Around a year ago, I had to cut the wedding band I’d worn since 1989 in order to get it off of a very swollen finger. A couple of months ago, I decided to have the ring repaired and resized so I could wear it again.
I’d met Lucas Schmidt and his wife Blanche, co-owners of Schmidt’s Jewelers, when I was soliciting sponsorships for the hospital’s annual fundraising event “Landrush.” In the twenty years they’ve been in business, they’ve also been active in the community. Lucas and I were both “contestants” in a recent male pageant to raise money for the Burford Theatre and the Big Brothers/Big Sisters organization. Blanche served as one of the attending escort/assistant/stage handlers. It’s typical of the way they work together to help out.
Since they also do jewelry stuff, I described the ring incident and Lucas invited me to bring it in. “I’ll take a look and let you know what we can do.” I left a sponsorship brochure with him and told him I’d be back.
When I came back the next week, I brought two rings with me: the aforementioned wedding band and a diamond ring Randa had given me around fifteen years ago. I had the severed ring in my pocket and was wearing the diamond ring. I handed Lucas the wedding band. He took it, nodded toward my right hand and commented, “You’re missing a diamond in that ring.”

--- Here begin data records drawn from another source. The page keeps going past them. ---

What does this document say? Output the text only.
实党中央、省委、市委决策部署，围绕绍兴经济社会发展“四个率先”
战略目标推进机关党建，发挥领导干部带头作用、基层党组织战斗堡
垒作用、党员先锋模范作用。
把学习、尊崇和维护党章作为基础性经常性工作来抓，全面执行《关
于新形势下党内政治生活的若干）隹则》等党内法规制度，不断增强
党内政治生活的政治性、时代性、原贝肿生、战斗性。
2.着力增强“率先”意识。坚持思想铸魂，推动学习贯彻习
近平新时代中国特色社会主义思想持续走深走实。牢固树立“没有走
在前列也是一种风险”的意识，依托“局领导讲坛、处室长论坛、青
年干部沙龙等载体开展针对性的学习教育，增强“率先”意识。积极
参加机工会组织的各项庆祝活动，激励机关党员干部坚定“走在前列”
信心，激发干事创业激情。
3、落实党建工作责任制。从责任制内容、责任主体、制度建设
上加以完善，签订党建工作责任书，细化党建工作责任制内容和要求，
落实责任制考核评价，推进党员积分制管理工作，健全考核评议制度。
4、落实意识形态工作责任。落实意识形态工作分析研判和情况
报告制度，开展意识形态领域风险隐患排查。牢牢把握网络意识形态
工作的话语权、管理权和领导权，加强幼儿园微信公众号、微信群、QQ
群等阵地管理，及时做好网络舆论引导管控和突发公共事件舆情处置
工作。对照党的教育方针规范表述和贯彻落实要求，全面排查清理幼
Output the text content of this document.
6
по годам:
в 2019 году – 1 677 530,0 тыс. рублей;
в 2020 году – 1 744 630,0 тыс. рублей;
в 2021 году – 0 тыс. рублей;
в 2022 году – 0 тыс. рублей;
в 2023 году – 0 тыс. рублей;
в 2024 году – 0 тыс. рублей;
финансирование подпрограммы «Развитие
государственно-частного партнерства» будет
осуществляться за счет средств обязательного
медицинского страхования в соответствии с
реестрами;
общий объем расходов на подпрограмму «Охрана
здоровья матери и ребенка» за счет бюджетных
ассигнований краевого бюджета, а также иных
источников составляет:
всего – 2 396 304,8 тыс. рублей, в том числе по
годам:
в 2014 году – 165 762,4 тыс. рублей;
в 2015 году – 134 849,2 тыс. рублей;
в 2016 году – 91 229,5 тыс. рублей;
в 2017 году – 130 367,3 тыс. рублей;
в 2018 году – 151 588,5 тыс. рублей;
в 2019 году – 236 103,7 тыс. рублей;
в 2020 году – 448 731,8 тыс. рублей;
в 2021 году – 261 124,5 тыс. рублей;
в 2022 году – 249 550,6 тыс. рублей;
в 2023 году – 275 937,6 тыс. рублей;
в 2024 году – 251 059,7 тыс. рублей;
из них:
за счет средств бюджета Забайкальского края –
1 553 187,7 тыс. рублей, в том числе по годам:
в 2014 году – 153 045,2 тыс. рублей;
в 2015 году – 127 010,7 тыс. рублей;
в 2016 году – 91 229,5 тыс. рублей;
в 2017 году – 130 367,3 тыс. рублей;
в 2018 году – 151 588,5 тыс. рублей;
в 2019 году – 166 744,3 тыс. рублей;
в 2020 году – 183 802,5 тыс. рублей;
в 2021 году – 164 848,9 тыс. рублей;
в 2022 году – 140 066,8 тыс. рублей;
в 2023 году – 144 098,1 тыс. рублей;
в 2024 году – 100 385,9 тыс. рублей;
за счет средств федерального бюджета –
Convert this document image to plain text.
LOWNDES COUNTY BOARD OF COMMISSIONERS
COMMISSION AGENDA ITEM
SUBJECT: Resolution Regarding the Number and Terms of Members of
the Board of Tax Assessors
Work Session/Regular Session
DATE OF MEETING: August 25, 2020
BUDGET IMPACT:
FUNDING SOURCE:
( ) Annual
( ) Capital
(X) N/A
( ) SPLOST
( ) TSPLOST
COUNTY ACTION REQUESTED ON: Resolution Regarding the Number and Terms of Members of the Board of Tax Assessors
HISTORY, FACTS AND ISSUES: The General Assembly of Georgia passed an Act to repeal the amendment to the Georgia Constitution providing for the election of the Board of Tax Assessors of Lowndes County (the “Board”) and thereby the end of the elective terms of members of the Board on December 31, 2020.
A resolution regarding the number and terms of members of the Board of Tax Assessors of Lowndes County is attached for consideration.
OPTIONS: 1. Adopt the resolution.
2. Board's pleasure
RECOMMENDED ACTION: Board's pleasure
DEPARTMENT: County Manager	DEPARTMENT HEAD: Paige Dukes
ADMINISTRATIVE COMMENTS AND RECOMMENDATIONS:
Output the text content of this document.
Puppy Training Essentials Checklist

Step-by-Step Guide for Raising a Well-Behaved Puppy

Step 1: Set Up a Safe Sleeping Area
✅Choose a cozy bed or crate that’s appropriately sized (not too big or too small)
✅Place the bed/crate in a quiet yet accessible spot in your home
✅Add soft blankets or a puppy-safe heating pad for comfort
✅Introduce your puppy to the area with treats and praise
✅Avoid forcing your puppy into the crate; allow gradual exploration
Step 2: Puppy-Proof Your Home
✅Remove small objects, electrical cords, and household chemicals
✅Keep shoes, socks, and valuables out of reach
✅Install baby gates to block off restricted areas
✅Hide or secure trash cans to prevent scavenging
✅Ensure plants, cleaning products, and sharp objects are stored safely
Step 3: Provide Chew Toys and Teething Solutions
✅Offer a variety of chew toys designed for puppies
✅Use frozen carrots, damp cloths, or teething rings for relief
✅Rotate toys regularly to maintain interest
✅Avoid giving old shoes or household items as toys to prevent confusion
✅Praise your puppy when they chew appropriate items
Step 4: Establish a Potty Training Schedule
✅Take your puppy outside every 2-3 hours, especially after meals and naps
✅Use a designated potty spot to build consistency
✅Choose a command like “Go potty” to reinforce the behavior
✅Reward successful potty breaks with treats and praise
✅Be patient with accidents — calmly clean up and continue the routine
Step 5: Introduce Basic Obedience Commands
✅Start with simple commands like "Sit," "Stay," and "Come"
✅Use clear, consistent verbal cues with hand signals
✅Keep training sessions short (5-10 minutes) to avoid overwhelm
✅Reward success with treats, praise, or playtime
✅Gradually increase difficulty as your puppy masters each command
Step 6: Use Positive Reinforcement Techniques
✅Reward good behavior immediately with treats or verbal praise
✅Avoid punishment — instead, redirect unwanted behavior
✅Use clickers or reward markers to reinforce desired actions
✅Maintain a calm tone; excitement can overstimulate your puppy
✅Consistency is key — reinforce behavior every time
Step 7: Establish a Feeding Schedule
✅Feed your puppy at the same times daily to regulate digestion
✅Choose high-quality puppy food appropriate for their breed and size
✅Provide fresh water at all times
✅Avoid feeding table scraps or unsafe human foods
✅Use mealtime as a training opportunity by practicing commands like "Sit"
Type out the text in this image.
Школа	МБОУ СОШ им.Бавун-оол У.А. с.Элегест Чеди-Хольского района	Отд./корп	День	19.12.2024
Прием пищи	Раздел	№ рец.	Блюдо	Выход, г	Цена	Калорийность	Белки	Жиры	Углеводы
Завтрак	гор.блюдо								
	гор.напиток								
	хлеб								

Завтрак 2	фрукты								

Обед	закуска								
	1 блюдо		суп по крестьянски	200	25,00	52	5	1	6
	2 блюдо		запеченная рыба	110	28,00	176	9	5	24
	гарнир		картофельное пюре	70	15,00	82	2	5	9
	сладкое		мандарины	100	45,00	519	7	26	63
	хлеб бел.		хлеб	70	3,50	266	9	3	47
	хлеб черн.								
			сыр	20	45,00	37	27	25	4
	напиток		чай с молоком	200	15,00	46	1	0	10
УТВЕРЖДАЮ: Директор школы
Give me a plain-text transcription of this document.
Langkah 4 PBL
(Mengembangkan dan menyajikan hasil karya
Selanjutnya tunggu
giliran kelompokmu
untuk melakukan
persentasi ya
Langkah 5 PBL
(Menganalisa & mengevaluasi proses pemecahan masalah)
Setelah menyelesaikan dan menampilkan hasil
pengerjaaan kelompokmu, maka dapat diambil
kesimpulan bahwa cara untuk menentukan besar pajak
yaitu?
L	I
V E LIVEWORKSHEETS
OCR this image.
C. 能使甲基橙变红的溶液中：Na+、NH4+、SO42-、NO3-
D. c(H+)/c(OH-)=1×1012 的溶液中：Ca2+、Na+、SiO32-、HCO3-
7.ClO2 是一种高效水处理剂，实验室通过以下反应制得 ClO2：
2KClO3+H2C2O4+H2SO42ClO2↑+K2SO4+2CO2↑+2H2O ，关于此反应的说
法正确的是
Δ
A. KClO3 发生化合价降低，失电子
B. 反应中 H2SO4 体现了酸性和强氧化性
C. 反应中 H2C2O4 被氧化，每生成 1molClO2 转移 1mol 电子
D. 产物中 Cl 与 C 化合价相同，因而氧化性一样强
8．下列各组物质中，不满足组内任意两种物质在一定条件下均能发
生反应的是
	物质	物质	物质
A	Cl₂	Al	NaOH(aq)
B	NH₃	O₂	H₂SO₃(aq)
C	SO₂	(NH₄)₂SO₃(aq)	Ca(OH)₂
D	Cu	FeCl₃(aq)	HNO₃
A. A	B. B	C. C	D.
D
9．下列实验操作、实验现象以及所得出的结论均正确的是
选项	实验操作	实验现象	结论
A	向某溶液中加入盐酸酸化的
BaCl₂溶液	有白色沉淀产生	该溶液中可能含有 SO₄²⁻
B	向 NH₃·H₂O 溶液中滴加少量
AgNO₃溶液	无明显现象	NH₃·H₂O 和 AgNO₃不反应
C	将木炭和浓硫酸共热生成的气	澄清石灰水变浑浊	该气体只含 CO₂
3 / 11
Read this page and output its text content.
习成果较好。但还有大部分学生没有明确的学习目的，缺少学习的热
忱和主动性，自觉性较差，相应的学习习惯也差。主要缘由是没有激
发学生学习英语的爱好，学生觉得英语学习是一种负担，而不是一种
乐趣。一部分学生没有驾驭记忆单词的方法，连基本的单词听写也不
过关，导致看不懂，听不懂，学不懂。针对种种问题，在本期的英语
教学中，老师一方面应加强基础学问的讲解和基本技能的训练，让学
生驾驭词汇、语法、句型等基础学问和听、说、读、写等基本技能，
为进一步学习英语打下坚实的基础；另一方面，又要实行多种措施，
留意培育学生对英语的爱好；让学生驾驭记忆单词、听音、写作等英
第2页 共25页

“Yeah, that’s why I brought it in,” I admitted. “I’m guessing you notice things about jewelry the way a Florsheim salesman notices people’s shoes.” He grinned.
After his inspection of the wedding band, he told me what it would cost to add the extra metal and re-size the ring so it would fit my left index finger. It would be about five times what I’d paid for the ring originally. “Tell you what, let’s just do the repair and I’ll wear it as a pinky ring.” I also asked him to replace the missing diamond in the other ring.
A week or so later, I got a call that both rings were ready. Lucas opened a small manila envelope and took them out.
I was stunned at how much brighter and shinier they were! Both gleamed brilliantly. “Wow!” I exclaimed softly, almost reverently. “Wow!” I stood there, examining both of them, marveling at the repair and the transformation. I fully expected that the wedding band would no longer have its broken gap. I fully expected that the other ring would no longer be missing a diamond. But owing to my own clear lack of experience with gold jewelry repair, the cleaning and polishing took me by complete surprise. “You know,” I commented to Lucas, “I’m not sure these looked this good even when they were brand new.”
Sometimes we are surprised because we have under-estimated someone’s ability. Sometimes because we have under-estimated their desire. Regardless of the reasons, it is always a good thing when we do more good than was expected and do it in a more excellent way.